He had accustomed himself early to a sober, severe, laborious life; without which it seldom happens that men are capable of discharging the greatest part of the duties of good citizens. It is difficult to carry the contempt of riches and the love of poverty farther than he did. He looked upon it as a divine perfection to be in want of nothing; and believed the less we are contented with, the nearer we approach to the divinity. † Seeing the pomp and show displayed by luxury in certain ceremonies, and the infinite quantity of gold and silver employed in them "How many "things," said he, congratulating himself on his condition, " do I not want!" Quantis non egeo!

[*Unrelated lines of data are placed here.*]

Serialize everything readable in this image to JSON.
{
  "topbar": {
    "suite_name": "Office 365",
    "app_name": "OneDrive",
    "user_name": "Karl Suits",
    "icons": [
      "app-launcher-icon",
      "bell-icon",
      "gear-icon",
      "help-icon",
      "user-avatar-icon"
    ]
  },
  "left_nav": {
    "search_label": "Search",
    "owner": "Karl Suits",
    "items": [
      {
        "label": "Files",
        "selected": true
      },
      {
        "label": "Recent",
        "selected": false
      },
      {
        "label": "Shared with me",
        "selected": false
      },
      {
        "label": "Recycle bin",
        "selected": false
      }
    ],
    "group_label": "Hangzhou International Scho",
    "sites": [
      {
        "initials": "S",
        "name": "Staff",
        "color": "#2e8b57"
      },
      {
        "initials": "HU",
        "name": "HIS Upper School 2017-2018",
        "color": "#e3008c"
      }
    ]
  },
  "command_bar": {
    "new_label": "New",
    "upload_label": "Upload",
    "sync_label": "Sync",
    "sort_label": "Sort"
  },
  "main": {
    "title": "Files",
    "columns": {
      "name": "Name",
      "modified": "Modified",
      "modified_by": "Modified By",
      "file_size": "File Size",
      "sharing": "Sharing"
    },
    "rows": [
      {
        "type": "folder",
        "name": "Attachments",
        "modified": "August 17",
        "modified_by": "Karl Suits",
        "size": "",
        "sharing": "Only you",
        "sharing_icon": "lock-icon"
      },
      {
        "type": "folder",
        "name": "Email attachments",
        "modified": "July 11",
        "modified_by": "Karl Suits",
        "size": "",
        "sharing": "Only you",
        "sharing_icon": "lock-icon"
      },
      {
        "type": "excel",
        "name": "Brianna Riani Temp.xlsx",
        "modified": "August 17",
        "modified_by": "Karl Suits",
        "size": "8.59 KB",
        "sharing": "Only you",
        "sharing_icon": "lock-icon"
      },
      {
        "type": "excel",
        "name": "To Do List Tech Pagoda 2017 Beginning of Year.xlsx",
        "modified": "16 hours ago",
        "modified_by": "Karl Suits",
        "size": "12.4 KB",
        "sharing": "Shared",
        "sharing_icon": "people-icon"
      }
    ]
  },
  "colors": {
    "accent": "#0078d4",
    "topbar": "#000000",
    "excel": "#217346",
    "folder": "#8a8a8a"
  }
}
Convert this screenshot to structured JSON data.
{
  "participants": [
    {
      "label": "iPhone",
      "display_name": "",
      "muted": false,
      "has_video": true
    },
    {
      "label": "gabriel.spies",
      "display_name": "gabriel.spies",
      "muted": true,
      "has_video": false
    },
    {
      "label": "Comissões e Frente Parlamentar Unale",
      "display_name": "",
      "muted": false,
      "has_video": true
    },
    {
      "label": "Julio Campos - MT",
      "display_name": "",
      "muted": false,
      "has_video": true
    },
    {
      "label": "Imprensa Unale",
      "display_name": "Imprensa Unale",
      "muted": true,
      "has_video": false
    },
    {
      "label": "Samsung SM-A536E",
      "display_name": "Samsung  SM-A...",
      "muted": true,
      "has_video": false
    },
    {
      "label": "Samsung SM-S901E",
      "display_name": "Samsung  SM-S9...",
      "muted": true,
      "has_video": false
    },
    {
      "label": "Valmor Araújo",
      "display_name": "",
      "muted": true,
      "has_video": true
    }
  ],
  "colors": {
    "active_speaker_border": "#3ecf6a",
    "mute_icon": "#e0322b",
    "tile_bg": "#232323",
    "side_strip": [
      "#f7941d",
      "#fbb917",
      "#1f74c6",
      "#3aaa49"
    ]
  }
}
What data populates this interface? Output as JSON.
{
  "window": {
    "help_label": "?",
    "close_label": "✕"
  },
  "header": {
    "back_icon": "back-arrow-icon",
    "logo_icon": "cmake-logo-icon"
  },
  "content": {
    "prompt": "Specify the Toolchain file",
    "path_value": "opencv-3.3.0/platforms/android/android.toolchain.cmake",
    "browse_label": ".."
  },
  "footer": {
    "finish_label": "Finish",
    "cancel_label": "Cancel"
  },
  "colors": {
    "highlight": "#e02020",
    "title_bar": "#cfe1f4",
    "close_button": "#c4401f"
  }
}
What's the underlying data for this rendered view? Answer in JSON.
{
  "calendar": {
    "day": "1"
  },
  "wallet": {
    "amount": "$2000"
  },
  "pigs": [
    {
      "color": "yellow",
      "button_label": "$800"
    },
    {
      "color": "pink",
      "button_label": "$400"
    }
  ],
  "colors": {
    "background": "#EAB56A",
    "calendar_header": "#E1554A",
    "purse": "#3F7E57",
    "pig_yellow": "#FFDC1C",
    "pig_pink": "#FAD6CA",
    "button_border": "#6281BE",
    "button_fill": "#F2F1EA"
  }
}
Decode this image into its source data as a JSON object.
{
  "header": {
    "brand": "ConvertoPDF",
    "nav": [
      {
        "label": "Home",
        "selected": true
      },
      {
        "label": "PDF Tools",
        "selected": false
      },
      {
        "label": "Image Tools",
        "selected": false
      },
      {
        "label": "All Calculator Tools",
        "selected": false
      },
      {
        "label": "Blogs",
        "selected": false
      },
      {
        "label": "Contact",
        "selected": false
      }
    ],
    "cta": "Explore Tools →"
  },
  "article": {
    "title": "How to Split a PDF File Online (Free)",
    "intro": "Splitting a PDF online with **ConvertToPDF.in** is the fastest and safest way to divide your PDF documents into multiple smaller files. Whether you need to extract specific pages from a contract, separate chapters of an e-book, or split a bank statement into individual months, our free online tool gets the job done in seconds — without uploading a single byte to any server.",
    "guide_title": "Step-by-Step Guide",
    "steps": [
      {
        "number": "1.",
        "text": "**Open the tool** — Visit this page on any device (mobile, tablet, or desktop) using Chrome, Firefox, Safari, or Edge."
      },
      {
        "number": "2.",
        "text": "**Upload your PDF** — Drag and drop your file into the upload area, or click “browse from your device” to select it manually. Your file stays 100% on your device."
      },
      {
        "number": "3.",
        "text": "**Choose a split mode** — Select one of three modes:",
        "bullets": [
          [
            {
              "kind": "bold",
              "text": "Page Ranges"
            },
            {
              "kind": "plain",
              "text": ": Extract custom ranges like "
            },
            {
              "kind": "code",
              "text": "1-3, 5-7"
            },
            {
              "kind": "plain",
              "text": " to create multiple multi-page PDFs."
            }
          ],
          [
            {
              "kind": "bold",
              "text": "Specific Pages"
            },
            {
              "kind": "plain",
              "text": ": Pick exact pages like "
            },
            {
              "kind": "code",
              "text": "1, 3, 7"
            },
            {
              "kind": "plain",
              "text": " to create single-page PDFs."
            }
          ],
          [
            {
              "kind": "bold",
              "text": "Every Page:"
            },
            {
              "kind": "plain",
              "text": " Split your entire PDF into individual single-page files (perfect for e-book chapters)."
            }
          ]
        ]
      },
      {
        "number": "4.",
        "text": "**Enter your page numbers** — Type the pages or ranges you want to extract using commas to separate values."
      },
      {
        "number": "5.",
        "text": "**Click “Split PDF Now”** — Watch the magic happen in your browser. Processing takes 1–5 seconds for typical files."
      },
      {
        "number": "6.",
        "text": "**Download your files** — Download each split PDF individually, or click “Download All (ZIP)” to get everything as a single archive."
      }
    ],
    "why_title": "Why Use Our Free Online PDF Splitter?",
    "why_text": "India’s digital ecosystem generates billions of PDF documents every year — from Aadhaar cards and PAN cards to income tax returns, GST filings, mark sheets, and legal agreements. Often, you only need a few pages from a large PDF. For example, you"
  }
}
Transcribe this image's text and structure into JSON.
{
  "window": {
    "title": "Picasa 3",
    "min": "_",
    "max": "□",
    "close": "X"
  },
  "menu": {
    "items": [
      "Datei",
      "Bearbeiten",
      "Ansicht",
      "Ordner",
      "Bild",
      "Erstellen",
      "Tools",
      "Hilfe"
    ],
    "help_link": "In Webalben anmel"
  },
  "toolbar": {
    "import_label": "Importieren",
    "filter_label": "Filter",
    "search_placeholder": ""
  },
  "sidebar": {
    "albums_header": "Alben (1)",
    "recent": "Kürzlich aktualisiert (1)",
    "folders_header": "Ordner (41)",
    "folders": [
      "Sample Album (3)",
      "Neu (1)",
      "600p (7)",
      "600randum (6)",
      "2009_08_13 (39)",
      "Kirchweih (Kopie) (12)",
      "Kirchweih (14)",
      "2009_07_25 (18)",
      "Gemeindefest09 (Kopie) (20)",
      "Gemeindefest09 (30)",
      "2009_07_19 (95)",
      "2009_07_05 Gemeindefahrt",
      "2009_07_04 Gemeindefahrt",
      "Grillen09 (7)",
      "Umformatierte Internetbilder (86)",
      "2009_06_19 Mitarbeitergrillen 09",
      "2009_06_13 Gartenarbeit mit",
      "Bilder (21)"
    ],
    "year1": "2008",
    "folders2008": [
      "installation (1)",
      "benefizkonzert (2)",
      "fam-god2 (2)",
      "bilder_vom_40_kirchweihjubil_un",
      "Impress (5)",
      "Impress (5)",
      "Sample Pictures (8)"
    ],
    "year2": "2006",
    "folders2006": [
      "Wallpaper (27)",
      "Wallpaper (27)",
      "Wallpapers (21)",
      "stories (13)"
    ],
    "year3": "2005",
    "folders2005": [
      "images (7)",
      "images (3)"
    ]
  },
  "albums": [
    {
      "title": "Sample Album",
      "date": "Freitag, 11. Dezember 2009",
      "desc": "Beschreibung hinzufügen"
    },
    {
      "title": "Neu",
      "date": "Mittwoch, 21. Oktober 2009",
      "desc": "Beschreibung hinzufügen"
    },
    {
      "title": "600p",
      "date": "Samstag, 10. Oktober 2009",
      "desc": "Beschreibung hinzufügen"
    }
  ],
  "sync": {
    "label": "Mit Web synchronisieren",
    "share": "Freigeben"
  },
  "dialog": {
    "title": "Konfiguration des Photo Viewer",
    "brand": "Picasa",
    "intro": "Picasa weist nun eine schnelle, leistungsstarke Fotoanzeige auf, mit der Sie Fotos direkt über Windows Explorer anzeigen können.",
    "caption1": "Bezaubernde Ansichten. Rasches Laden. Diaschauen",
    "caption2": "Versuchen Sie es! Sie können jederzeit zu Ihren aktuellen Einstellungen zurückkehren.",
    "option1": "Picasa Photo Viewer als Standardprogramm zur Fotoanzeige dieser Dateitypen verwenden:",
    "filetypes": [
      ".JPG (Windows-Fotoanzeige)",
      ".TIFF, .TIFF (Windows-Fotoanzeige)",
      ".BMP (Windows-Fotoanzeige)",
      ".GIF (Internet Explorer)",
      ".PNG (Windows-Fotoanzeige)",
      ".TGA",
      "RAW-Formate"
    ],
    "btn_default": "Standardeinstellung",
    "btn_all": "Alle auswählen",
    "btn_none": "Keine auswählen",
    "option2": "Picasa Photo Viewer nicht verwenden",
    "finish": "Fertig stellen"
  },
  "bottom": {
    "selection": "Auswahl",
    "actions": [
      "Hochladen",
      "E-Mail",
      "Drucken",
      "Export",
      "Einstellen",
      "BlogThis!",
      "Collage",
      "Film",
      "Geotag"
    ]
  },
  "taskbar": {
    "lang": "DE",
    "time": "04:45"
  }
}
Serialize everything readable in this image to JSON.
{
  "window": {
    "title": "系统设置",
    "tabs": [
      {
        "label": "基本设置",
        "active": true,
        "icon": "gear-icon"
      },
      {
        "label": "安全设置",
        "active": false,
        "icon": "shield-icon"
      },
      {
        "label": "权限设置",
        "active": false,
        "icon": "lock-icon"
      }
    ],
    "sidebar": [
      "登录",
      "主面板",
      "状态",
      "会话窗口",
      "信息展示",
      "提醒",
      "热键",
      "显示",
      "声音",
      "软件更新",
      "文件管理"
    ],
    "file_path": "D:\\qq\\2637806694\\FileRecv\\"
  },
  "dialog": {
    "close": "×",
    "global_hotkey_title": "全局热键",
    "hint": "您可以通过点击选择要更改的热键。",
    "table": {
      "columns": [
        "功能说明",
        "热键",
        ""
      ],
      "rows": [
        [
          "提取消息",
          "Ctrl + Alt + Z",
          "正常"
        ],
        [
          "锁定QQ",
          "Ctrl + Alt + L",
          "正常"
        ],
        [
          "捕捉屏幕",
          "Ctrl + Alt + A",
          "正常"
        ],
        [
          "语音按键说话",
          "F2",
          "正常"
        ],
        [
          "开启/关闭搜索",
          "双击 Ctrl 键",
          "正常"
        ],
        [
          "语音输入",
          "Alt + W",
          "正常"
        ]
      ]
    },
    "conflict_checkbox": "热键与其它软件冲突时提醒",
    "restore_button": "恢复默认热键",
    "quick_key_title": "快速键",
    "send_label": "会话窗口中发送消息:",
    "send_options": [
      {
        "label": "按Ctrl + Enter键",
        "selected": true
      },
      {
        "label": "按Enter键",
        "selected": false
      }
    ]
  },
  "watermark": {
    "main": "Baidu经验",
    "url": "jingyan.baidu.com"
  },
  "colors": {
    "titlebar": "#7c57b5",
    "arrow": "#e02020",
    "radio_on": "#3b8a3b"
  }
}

His father left him 80 minæ, that is to say, 4000 livres, which he lent to one of his friends who had occasion for that sum. But the affairs of that friend having taken an ill turn, he lost the whole, and suffered that misfortune with such indifference and tranquility, that be did not so much as complain of it. We find in Xenophon's Economics that his whole estate amounted to no more than five minæ, or 250 livres. The richest persons of Athens were his friends, who could never prevail upon him to accept any share of their wealth. When he was in want of any thing, he was not ashamed to declare it: "If I had money," said he one day in an assembly of his friends, "I should buy me a cloak." He did not address himself to any body in particular, but contented himself with that general information. His disciples contended for the honour of making him this small present; which was being too slow, says Seneca; their own observation ought to have prevented both the want and the demand.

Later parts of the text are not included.